I’m so glad my dog is dead and isn’t here to live this terror.
BOOM
BOOM
I think of the three kids who live below us. And their parents, with no way to console them.


We can see clearly now that the ‘coup’ will not be a success. The soldiers have left the airport and Erdogan has arrived there. The people (men, some of them armed) have taken to the streets at his continued behest.  TRT World comes back on. The women in the blue jacket, who read the military statement, can now be seen in the midst of a sea of men, she says she read the statement at gunpoint, under duress. I am confused because the opposing factions of the military don’t seem to make an appearance, but maybe I just don’t see them. The police don’t seem to take to the streets until hours after the people do.


Just this morning I posted to Facebook this image by my friend, the artist, Ray Mack, with the caption, “Always relevant.”

The jets stop.
We finally fall asleep on the couch, away from the windows.
In the morning I write:
“It's like waking from a dream today. Aside from the unusual quiet, things are "back to normal" whatever that means. I guess we'll find out soon. Turkey is one scrappy and resilient country. It's young and it's old. It changes fast here and in some ways it changes slowly. Together we'll see what's next.”


It’s quiet, but sort of normal. There are a few cars out and a few people walking around. Not the average crowd, but not a ghost town. On Twitter I see images of young soldiers being dragged, stomped and lynched by mobs of (civilian) men, while I was sleeping. The soldiers look so young. They are clearly terrified. I am shocked that some of these images are just a block or two from our house.

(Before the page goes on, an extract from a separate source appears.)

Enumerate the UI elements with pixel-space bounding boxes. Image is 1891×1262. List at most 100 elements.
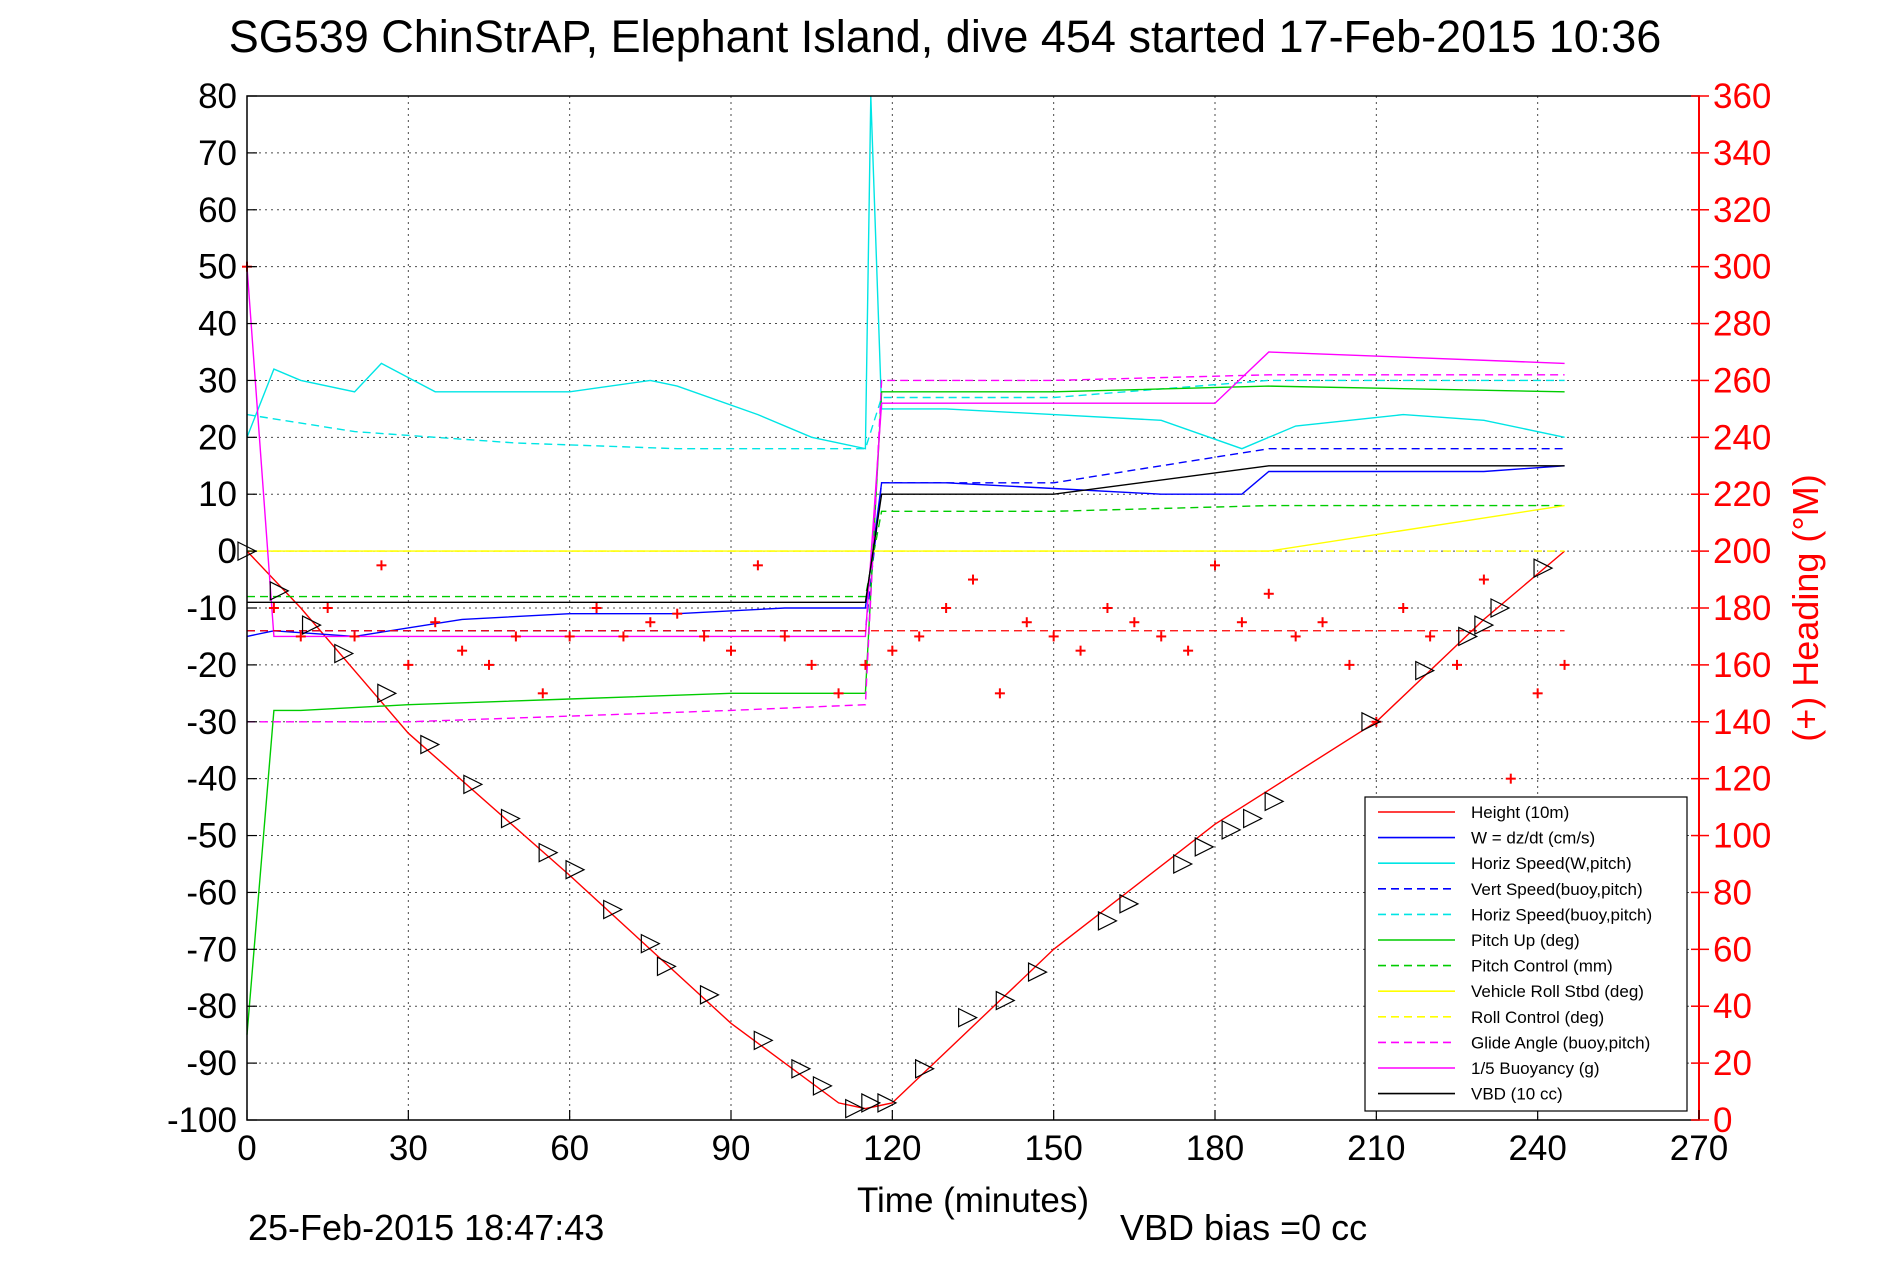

My husband tells me he is headed to the Asian side to finish some business. “Really, do you have to go today?”
"Well, I have an appointment,” he says, “..and the ferries are running.”
OK…


At the house by myself, I call Işıl and we decide to go to the pool. It’s too hot to stay inside and the pool is pretty secure - it's in a hotel where they are holding the UNESCO conference and where Saudi Princes often stay when they're in town. Typically, I pass through one two or three levels of security to enter, but not today, for some reason. On my way to meet her I see bullet holes in some of the buildings, shop windows and planters. Some windows have been shot out all together, but the glass has been cleaned up. It’s not very obvious that anything happened. We swim and consider the absurdity of it all, “Pool d'etat,” she says and we laugh uneasily.


People have asked me - “As an American, what did it feel like?” All I can say is, at that moment - when the jets were buzzing our house, I thought, “I don’t want to die.” I thought about the Syrians living in Turkey who fled this type of horrifying violence only to relive it here, in the only country willing to shelter them. I thought of Iraqis who saw their cities destroyed in airstrikes and Palestinians who return mortar fire with hand-thrown rocks. I thought of Europe during WWII who suffered relentless air bombardments, “Keep Calm” they said, “Carry On,” they said. I thought of Kurt Vonnegut and Dresden. I thought of everyone who ever lived through an air strike and the ones who didn’t live.
Will they drop a bomb on us where we sit, here in our home?
Will the plane get shot down and land on us, as we sit on our couch?

I didn’t feel American. I felt human.